Five highlights from President Biden’s State of the Union address

President Biden’s first State of the Union address focused on a wide range of issues ranging from the United States’ response to the war in Ukraine to a host of domestic policy issues. The outlined domestic policy priorities touched on a number of intersectional topics that directly impact people living with HIV. AIDS United’s policy team breaks it down.

Access to care

Biden brought up several ways to improve access to care that could benefit the HIV community, including drug pricing reform and expanding health care coverage. 

Lowering prescription drug costs could be hugely beneficial to people living with HIV. Doing so could expand access to medications and help reduce racial disparities in HIV services. This would allow more people to stay engaged in care and maintain viral suppression. Biden also called for closing the Medicaid coverage gap and making health care savings afforded by the American Rescue Plan Act permanent, which would mean more people living with HIV could obtain health coverage.

Right to vote

Biden also defended the right to vote and acknowledged the ongoing attacks on this fundamental right across the country.

States have continued to impose increasingly strict restrictions on voting through tightened voter ID laws and cuts to both early and mail-in voting. These dangerous provisions have a disproportionate impact on Black, Brown and Indigenous communities as well as those living with disabilities and chronic illness, LGBTQ+ people and older adults —  all of whom are increasingly vulnerable to HIV.

It is critical that both Congress and the Biden administration tackle the problem of voter suppression. The HIV community must be allowed to use our voices to affect policies that impact us. 

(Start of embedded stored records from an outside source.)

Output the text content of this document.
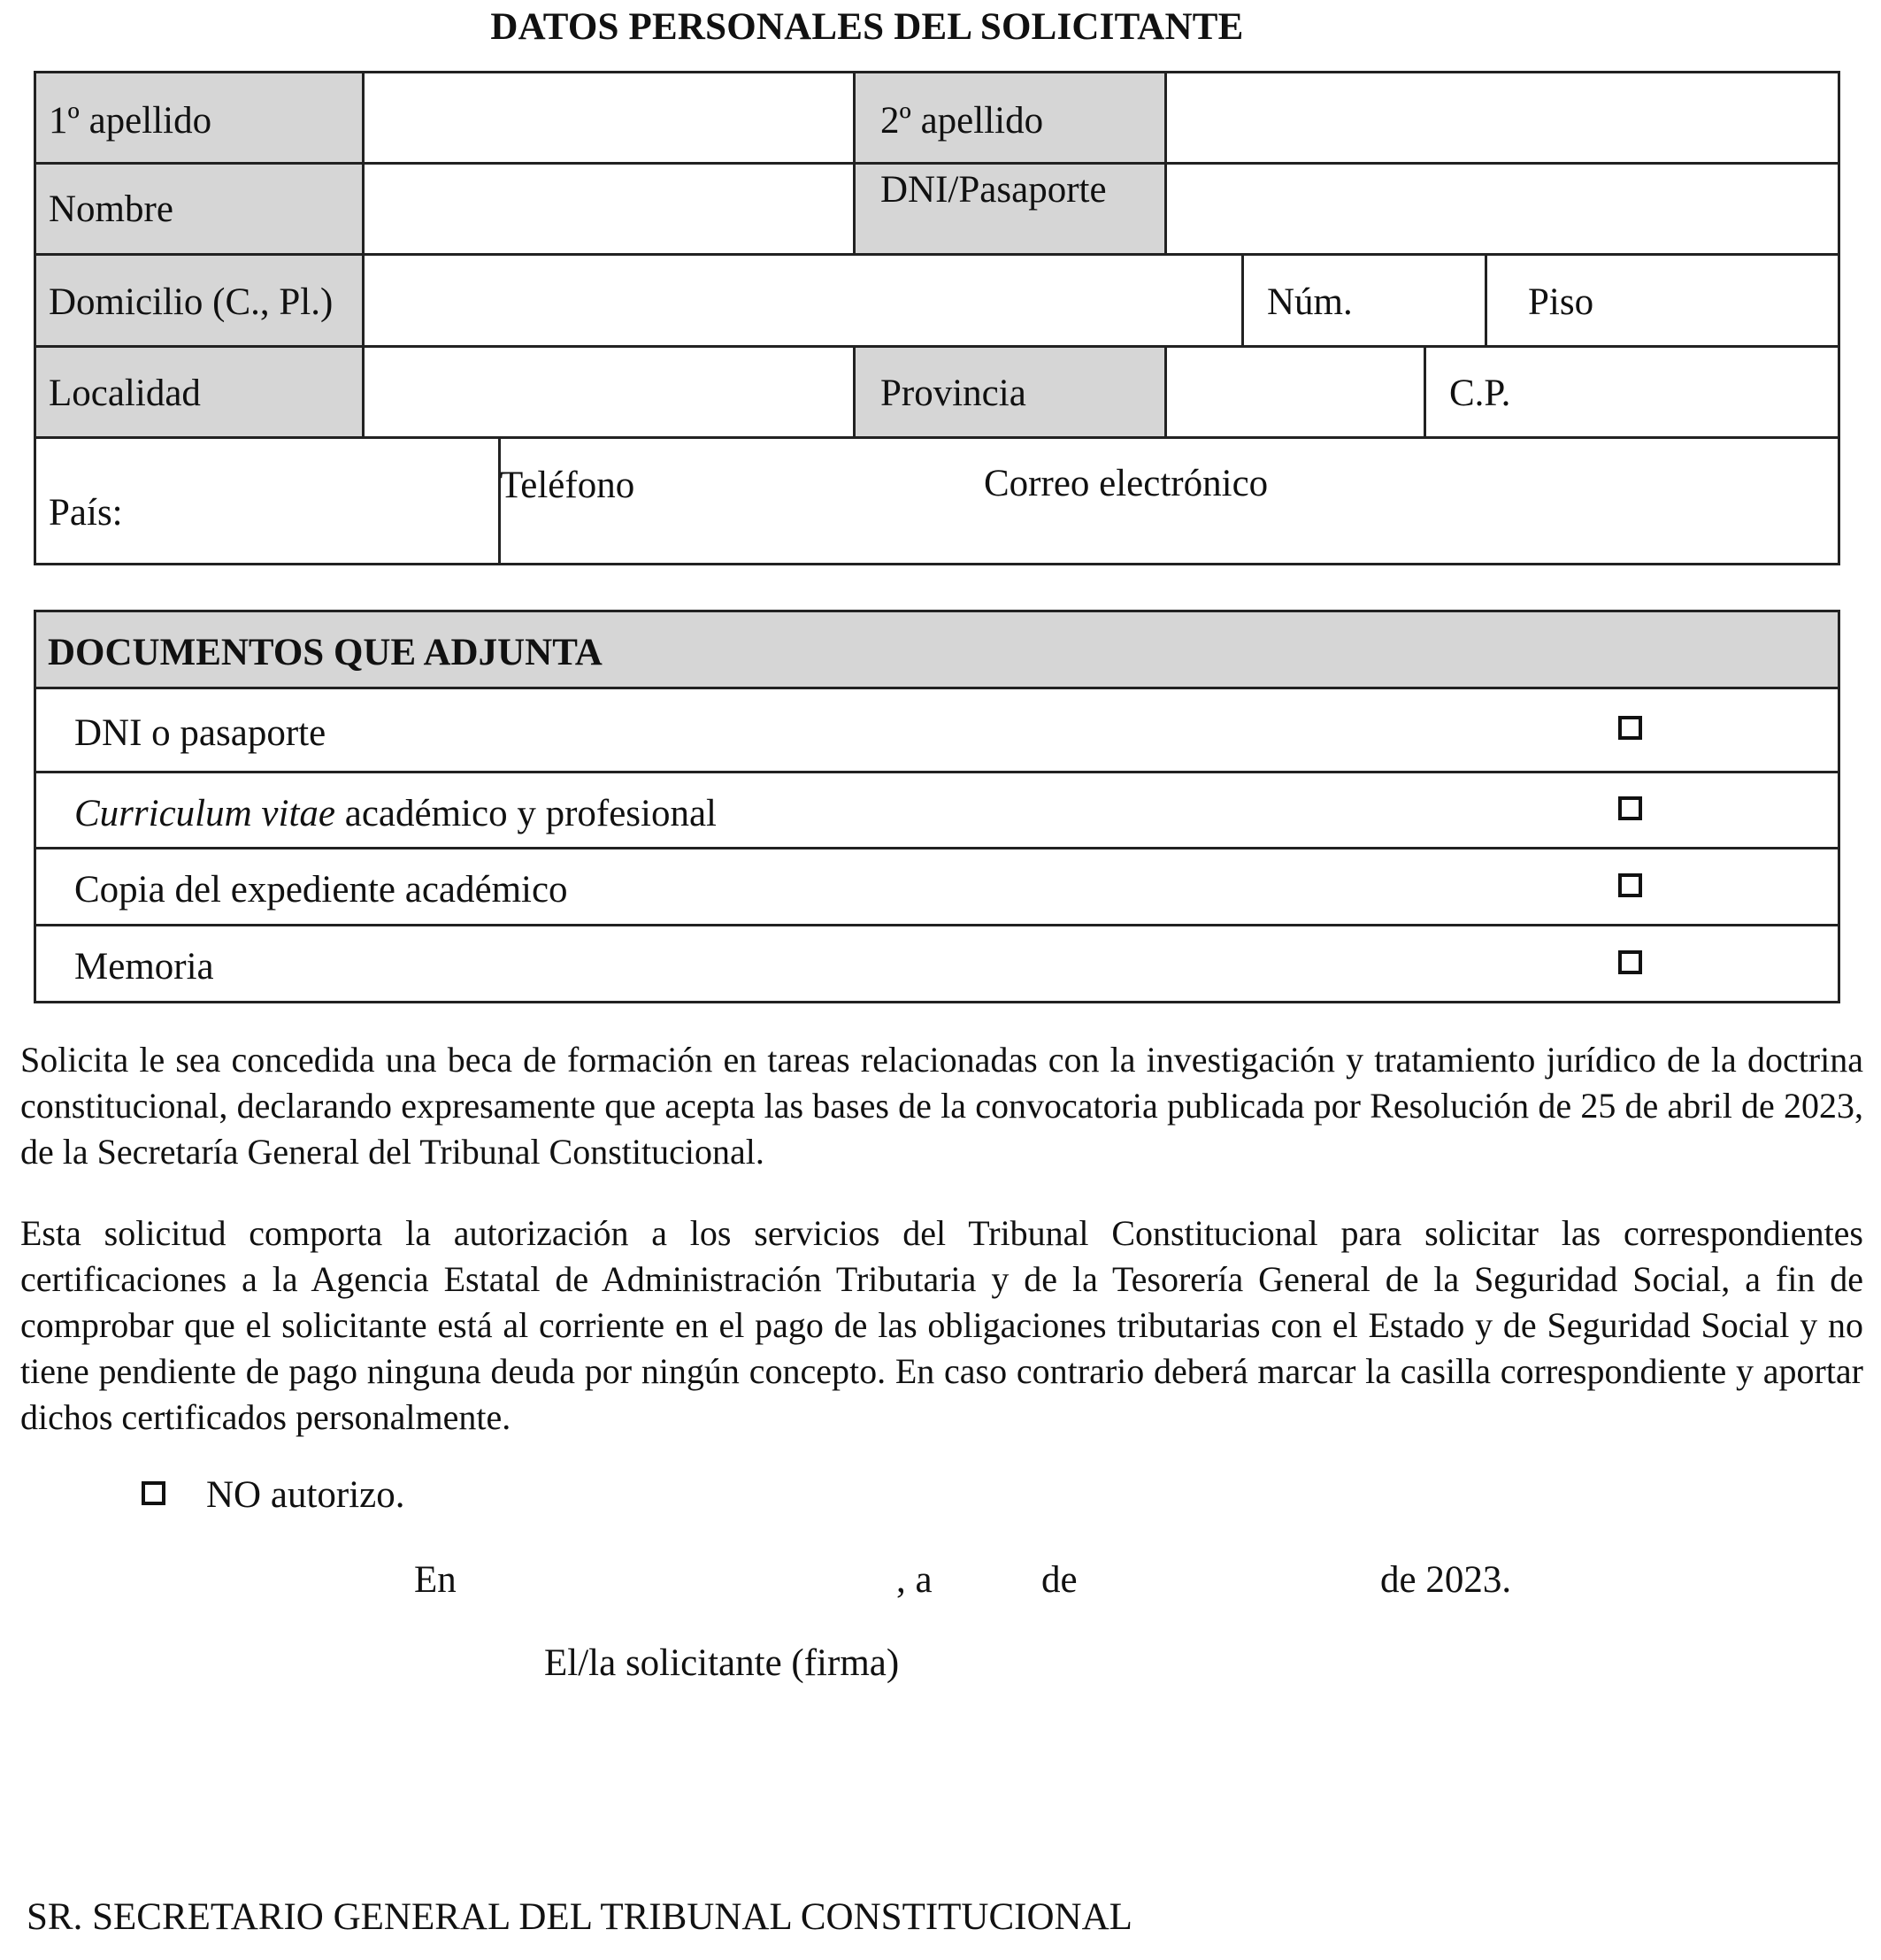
DATOS PERSONALES DEL SOLICITANTE
1º apellido	2º apellido
Nombre	DNI/Pasaporte
Domicilio (C., Pl.)	Núm.	Piso
Localidad	Provincia	C.P.
País:
Teléfono	Correo electrónico
DOCUMENTOS QUE ADJUNTA
DNI o pasaporte
Curriculum vitae académico y profesional
Copia del expediente académico
Memoria
Solicita le sea concedida una beca de formación en tareas relacionadas con la investigación y tratamiento jurídico de la doctrina constitucional, declarando expresamente que acepta las bases de la convocatoria publicada por Resolución de 25 de abril de 2023, de la Secretaría General del Tribunal Constitucional.
Esta solicitud comporta la autorización a los servicios del Tribunal Constitucional para solicitar las correspondientes certificaciones a la Agencia Estatal de Administración Tributaria y de la Tesorería General de la Seguridad Social, a fin de comprobar que el solicitante está al corriente en el pago de las obligaciones tributarias con el Estado y de Seguridad Social y no tiene pendiente de pago ninguna deuda por ningún concepto. En caso contrario deberá marcar la casilla correspondiente y aportar dichos certificados personalmente.
NO autorizo.
En	, a	de	de 2023.
El/la solicitante (firma)
SR. SECRETARIO GENERAL DEL TRIBUNAL CONSTITUCIONAL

Abortion access and transgender rights

Biden brought up the barrage of attacks on abortion care and LGBTQ equality in states across the country. 

We cannot allow state legislatures to pick and choose who is allowed to control their own bodies. We cannot limit access to health care by sex or gender. We need Congress and the president to stand up for transgender youth, under attack in multiple states right now, and to protect reproductive rights. Passing legislation like the Equality Act, which Biden mentioned, ensures that discrimination does not stand in the way of ending the HIV epidemic.

Harm reduction

Biden explicitly brought up harm reduction in the State of the Union, becoming the first president of the United States to do so. His support couldn’t come at a more critical moment.

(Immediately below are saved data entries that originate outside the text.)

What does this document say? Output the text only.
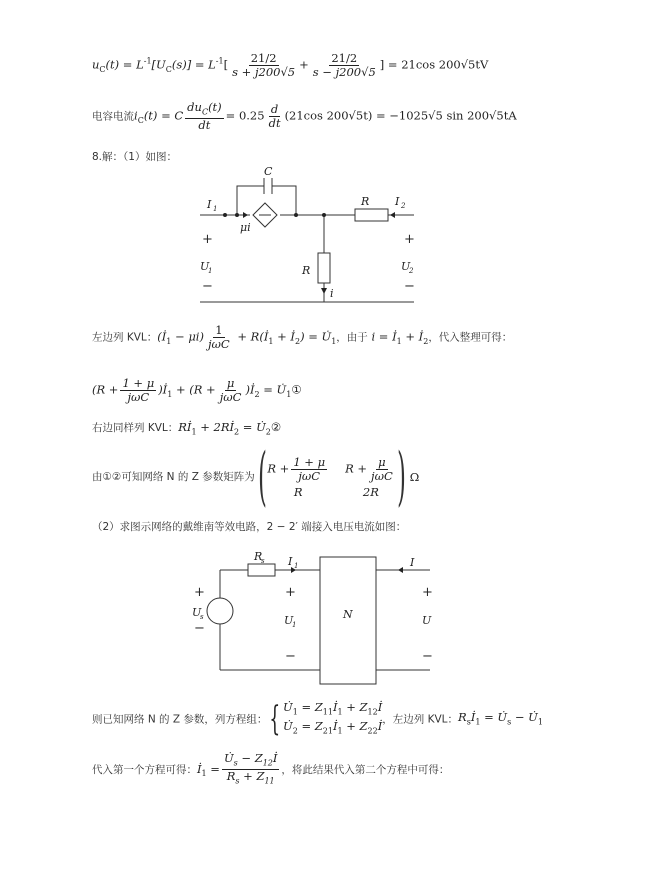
$u_C(t) = L^{-1}[U_C(s)] = L^{-1}[ \frac{21/2}{s + j200√5} + \frac{21/2}{s - j200√5}$ ] = 21cos 200√5tV
电容电流$i_C(t) = C \frac{du_C(t)}{dt} = 0.25 \frac{d}{dt} (21\cos$ 200√5t) = −1025√5 sin 200√5tA
8.解：（1）如图：
C
I 1
μi
R I 2
R
i
+
−
+
−
U
1	U
2
R
s I 1
U
s	U
1
N
I
U
+
−
+
−
+
−
左边列 KVL：$(İ_1 - \mu i) \frac{1}{\text{jωC}}$ + $R(İ_1$ + $İ_2$) = $U̇_1$，由于 $i = İ_1$ + $İ_2$，代入整理可得：
($R + \frac{1 + \mu}{\text{jωC}}$ )$İ_1 + (R + \frac{\mu}{\text{jωC}}$ )$İ_2$ = $U̇_1①$
右边同样列 KVL：$Rİ_1$ + $2Rİ_2$ = $U̇_2②$
由①②可知网络 N 的 Z 参数矩阵为 ( $R + \frac{1 + \mu}{\text{jωC}}$ $R + \frac{\mu}{\text{jωC}}$
R	2R ) Ω
（2）求图示网络的戴维南等效电路，2 − 2′ 端接入电压电流如图：
则已知网络 N 的 Z 参数，列方程组：{ $U̇_1$ = $Z_{11}İ_1$ + $Z_{12}İ$
$U̇_2$ = $Z_{21}İ_1$ + $Z_{22}İ$ ，左边列 KVL：$R_sİ_1$ = $U̇_s$ − $U̇_1$
代入第一个方程可得：$İ_1 = \frac{U̇_s - Z_{12}İ}{R_s + Z_{11}}$ ，将此结果代入第二个方程中可得：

The Centers for Disease Control and Prevention estimates that more than 104,000 people in the U.S. died from drug-related overdoses between Sep. 2020 and Sept. 2021. Additionally,  new HIV diagnoses related to injection drug use have been rising, even as HIV transmission rates have mostly been decreasing across other populations. 

The harm reduction movement has been fighting for decades to ensure that people who use drugs receive compassionate, evidence-based health care that helps to protect them from an overdose, infectious disease transmission and stigmatization. We simply cannot end the HIV epidemic without funding and implementing harm reduction programs.


Biden ended his first State of the Union address with a call for unity and an affirmation of Americans’ strength in meeting the challenges we face. The HIV community has always fought with love and tenacity, and we are stronger for it. We must embrace this opportunity to work together towards ending the epidemic in the U.S. and ensure that the rights, health and dignity of people living with and impacted by HIV are protected.